This is a pretty common news topic, and I'd like to try to explain it in detail, for anyone who doesn't understand, or who "disbelieves" these numbers, because they don't understand how they are measured.
I'm going to use the PS3 as an example, since it tends to show up more often than other hardware, with this kind of news topic.
I'll start with the ugly stuff.
When developers state they are using N% of the PS3, they are typically referring to the percentage of cycles, each game frame, during which the SPU processors are actively working. This is directly measurable via performance anaylsis tools, so its true, the developers don't just make this stuff up. Almost without exception, the PPU core of the Cell CPU is busy for the entire frame (although some developers do not take advantage of the "leftover" time on the interleaved 2nd PPU HW thread, which the OS is not using very often, but that's another discussion), and each SPU, cycle for cycle, is actually faster, in practice, than the PPU, so the PPU is often left out of the "N% used" comment "formula". The RSX GPU is also, typically, busy for a majority of the frame, and any downtime for it, or the PPU, is often unusable for anything by non-critical "side" tasks which cannot delay the main rendering loop.
Additionally, in some cases the PPU may idle while waiting for SPU tasks to complete, and this is difficult to factor into a "% used" calculation.
That technical stuff said, then why is it so uncommon to use 100% of the SPUs for the entire frame?
Game engines basically operate as on-the-fly motion picture studios -- they work for an entire "frame" moving the actors around, making bullets fly, creating explosions, etc., and then do the work to "render" an image of that scenery to the user. The trouble with using all of the available horsepower, at all times, boils down to some simple facts about how some of the problems in game engines are figured out.

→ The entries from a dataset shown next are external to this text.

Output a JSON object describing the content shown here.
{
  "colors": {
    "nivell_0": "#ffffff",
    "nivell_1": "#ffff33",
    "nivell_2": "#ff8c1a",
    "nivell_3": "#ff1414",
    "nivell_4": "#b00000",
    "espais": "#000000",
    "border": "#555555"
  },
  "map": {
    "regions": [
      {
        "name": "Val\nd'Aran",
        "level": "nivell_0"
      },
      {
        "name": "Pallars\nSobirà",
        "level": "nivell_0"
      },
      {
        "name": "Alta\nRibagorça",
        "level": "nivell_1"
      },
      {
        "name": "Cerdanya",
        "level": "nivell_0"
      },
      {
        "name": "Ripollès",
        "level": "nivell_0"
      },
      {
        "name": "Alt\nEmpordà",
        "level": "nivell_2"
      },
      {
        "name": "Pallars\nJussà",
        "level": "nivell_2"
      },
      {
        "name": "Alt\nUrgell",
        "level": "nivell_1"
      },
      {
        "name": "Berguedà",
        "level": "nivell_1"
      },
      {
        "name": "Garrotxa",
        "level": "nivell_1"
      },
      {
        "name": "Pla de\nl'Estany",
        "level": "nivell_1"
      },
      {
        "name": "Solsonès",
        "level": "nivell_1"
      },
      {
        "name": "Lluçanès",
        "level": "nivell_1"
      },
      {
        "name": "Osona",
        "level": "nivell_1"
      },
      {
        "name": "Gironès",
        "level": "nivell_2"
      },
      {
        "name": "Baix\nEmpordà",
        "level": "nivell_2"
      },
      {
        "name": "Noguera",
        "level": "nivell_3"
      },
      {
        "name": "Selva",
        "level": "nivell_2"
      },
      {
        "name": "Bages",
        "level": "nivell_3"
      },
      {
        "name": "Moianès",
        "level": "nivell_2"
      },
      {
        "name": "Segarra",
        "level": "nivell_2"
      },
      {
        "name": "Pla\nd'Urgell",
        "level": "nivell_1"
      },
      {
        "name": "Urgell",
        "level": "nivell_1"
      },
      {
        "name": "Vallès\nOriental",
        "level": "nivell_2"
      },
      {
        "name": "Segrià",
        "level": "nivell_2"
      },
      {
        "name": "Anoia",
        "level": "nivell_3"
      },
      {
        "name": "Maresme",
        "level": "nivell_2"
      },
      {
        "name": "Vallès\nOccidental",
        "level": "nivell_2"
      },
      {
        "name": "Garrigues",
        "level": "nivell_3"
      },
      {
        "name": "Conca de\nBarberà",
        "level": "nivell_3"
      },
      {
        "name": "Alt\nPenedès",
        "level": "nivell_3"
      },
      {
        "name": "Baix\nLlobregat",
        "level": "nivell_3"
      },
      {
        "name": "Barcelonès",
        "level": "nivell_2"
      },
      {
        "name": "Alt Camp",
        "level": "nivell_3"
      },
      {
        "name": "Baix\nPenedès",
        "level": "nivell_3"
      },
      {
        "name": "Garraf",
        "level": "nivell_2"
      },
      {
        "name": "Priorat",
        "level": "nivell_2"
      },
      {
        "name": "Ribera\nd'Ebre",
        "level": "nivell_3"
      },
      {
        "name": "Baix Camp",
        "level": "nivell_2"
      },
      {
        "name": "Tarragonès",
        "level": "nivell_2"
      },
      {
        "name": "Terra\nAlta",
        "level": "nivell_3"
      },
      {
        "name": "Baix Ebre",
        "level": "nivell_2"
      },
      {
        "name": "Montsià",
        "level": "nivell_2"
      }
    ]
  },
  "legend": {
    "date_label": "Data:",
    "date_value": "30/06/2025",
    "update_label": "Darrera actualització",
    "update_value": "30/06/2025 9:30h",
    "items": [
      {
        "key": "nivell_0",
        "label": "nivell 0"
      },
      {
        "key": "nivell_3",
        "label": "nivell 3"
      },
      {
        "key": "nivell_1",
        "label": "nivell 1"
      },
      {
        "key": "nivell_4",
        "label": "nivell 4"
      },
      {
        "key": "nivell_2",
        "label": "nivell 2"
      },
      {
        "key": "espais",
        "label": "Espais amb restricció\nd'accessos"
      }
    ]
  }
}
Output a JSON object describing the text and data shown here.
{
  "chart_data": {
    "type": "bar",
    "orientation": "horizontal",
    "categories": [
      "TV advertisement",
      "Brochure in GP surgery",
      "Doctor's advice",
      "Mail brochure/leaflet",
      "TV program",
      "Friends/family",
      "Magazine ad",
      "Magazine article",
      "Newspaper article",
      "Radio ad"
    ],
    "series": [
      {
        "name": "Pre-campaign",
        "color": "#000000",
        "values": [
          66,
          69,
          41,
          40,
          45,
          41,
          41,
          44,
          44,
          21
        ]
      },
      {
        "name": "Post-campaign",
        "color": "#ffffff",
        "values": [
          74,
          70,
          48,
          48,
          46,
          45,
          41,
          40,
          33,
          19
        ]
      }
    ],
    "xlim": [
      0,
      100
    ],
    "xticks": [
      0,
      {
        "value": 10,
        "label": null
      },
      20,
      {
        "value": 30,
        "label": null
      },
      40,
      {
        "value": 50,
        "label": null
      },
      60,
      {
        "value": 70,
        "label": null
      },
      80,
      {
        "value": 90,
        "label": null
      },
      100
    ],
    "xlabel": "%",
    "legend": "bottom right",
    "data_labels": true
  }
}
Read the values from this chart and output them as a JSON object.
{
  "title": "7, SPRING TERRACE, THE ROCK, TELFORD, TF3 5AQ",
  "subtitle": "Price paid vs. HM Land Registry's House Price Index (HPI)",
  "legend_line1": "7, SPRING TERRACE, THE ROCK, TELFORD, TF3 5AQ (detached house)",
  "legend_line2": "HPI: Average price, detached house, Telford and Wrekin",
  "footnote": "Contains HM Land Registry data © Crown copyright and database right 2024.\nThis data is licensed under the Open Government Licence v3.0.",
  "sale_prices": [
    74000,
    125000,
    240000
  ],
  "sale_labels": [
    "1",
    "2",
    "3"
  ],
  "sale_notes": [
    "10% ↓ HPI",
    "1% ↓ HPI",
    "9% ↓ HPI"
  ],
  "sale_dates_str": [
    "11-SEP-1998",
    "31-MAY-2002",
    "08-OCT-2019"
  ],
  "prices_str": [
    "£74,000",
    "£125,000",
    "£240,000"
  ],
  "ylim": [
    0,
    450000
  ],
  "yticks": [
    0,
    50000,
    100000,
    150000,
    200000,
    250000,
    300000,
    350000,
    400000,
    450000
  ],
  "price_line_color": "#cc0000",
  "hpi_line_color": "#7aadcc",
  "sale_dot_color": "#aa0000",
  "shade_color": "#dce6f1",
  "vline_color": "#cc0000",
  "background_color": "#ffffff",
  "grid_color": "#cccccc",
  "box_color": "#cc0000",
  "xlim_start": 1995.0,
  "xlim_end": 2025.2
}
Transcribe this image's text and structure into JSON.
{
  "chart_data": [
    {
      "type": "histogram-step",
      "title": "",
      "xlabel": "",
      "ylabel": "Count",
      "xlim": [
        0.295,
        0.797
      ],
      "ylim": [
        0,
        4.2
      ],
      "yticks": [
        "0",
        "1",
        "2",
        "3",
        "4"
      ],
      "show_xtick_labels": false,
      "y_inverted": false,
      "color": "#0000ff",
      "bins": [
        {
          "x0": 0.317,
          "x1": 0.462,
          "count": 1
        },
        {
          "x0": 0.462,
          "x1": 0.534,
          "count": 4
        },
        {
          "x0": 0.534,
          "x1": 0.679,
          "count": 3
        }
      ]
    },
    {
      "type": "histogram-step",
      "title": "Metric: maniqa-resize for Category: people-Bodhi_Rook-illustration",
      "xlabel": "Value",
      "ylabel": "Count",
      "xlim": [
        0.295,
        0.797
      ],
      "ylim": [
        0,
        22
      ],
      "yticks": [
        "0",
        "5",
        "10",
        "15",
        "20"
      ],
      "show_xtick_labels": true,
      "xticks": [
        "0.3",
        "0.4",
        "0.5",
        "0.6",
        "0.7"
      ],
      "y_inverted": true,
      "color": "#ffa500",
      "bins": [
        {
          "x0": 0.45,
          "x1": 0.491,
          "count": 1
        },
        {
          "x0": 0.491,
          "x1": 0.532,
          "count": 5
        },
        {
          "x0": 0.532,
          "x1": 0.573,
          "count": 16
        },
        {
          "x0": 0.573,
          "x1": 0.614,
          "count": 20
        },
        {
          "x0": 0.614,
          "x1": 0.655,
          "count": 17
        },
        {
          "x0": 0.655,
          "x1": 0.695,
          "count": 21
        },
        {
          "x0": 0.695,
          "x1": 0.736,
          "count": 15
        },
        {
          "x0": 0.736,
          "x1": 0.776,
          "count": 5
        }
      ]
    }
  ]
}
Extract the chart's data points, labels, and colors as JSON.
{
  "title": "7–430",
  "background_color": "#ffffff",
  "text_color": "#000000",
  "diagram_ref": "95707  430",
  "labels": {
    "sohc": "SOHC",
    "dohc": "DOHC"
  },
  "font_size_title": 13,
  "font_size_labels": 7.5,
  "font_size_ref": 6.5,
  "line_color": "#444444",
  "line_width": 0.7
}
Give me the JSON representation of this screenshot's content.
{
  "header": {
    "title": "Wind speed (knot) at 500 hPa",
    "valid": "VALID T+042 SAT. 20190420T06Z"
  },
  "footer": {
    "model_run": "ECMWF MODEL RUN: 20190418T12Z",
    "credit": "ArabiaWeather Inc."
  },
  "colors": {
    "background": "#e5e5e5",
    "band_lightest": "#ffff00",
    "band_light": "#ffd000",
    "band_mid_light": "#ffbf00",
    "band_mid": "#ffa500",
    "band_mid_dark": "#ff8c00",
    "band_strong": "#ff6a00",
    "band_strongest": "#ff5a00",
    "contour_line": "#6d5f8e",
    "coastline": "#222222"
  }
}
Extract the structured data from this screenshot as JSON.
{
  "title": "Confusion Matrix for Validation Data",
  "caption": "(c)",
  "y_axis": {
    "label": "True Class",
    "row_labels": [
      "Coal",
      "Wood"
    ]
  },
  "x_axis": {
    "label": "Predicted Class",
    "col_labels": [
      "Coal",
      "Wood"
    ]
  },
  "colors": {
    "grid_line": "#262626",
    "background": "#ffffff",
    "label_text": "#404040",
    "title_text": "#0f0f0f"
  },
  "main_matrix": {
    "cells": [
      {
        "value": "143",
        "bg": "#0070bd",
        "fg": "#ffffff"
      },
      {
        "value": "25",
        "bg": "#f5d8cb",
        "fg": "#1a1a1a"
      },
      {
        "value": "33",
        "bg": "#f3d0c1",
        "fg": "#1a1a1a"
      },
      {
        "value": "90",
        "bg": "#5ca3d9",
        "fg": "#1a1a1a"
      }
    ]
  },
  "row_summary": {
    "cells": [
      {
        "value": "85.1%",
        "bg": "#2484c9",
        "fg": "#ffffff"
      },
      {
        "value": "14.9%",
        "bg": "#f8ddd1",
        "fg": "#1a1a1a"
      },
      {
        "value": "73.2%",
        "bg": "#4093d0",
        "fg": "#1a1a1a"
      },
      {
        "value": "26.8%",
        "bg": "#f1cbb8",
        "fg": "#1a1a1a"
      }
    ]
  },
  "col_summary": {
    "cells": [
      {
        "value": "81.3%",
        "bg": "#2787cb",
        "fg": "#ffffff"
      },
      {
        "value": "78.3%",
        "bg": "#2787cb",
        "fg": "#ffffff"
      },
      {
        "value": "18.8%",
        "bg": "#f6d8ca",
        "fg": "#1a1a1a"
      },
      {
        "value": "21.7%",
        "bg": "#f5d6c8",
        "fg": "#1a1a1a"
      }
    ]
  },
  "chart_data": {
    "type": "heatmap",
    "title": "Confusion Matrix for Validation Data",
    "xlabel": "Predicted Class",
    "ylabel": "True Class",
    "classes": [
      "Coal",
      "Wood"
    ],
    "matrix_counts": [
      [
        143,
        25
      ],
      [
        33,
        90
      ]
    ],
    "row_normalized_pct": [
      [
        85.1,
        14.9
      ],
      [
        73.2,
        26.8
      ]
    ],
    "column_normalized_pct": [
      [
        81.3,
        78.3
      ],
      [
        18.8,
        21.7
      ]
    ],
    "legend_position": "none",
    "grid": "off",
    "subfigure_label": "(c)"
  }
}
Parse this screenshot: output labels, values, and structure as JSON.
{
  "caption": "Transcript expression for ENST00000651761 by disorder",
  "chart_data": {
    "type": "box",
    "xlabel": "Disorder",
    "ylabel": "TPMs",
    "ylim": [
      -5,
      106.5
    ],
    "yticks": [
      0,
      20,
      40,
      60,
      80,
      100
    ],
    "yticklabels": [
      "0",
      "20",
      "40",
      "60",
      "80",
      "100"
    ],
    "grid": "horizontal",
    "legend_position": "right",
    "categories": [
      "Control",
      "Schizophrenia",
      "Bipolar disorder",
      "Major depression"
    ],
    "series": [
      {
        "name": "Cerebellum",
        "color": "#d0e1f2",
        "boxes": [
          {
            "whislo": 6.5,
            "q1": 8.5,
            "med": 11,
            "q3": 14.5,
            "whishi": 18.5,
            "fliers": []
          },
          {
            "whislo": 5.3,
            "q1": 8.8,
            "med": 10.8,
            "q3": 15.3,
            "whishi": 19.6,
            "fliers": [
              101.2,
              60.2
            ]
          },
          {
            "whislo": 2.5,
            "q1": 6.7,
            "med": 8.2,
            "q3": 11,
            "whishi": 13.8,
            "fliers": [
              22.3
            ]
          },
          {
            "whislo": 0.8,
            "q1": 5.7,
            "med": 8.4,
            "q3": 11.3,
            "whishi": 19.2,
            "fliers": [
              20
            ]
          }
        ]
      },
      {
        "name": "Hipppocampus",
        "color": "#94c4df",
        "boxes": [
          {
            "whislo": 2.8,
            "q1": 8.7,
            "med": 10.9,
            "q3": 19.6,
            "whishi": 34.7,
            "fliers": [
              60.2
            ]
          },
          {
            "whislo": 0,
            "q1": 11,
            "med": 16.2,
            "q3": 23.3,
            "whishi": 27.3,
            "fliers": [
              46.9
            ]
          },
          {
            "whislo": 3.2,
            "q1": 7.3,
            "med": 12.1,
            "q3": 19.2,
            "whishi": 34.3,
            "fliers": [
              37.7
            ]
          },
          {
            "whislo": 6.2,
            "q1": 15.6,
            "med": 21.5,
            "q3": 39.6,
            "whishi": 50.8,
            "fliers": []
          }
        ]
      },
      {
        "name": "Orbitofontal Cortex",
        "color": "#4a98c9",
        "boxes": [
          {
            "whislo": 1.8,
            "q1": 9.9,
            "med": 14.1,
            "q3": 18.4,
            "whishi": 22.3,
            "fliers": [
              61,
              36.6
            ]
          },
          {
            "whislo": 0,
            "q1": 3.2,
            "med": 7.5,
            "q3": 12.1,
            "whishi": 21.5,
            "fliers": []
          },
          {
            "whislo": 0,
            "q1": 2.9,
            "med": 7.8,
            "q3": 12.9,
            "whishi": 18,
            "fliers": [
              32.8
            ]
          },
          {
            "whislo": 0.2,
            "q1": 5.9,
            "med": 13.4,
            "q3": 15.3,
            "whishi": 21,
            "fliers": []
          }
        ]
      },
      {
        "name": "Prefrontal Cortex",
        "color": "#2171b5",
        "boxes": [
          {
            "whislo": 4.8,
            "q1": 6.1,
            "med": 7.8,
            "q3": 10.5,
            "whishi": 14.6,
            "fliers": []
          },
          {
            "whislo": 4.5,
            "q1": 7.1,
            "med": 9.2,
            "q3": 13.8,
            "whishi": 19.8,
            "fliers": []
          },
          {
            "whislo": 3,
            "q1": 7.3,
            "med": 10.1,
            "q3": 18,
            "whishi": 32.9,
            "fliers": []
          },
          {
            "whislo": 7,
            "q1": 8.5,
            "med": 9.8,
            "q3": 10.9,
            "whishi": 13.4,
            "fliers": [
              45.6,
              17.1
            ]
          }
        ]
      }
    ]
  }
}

Game engines can do many things in parallel, but some things they *must* do in an ordered sequence. I'll give you a very common example:
(Step 1) Query the gamepad for input
(Step 2) Translate the input as physical impulses for movement
(Step 3) Move the player
(Step 4) Figure out where the camera should be for the frame, now that the player is in position.
(Step 5) Move other stuff that needs to move in the scene
(Step 6) Cull (remove) all the things in the scene that can't be seen by the camera, so we don't have to do lots of work to render them.
(Step 7+) lots more stuff
If you ponder the above ordering, you should see that its basically impossible to do (Step 6) without having done (Step 4 and Step 5), and that its impossible to do (Step 4) without doing (Step 3) for many kinds of games, and that it's impossible to do (Step 3) without first doing (Step 2)... so on and so forth. On top of the ordering dependancy, if you don't do (Step 6), your game will run at a snail's pace, because you will be asking the computer to do more work than it can handle at interactive framerates, unless your scene is ludicrously simple.
Later in the frame, there are all sorts of things you can do on many parallel cores -- beginning with (Step 5) and (Step 6), in the above example. Its at that point that the power of a highly parallel system comes into play, and luckily, there's a lot of work there to be done.
Still.. there's a portion of the frame where the parallel cores will end up idle (not doing work), because there's just nothing for them to do... or is that true?
Developers are inventive with "spare" horsepower -- and there are non-critical (meaning the work doesn't have to finish each frame, by a certain time) "fun" tasks that unused cores can take up, when they're not otherwise busy. Rendering a background scene? Streaming non-critical data? Making trees sway in the wind? MLAA? Recognizing a new face from a camera image? Etc, etc.
50%-70% usage numbers are commonplace for PS3 games, because that's about how much of the frame (it varies widely, mostly depending on the genre of the game, and developer skill/experience) that lends itself well to parallel tasks, both rendering and non-rendering. The remaining 30-50% of the SPU time *is* usable, but it often entails a great deal more work to get there, than the first chunk of work does. Parallelizing game logic, in particular, is arduous, and often undesirable in a cross-console game, since it might put not-so-parallel consoles in a position where they have to keep up, or in many cases, can complicate development too much to be worth the investment and remaining speed gains, unless the title is exclusive.
No matter how much parallelism a title uses, game engines always benefit from changing bad code (excuse the ridiculous example) like:
int Mult(int x, int y)
for(i=0; i < y; ++i)
returnvalue += x;
z = Mult(x, y);
to something that utilizes the hardware better like:
z = x * y;
...so throughout a game engine's evolution on a particular console, it will always continue to get better and faster, via better parallelism or otherwise!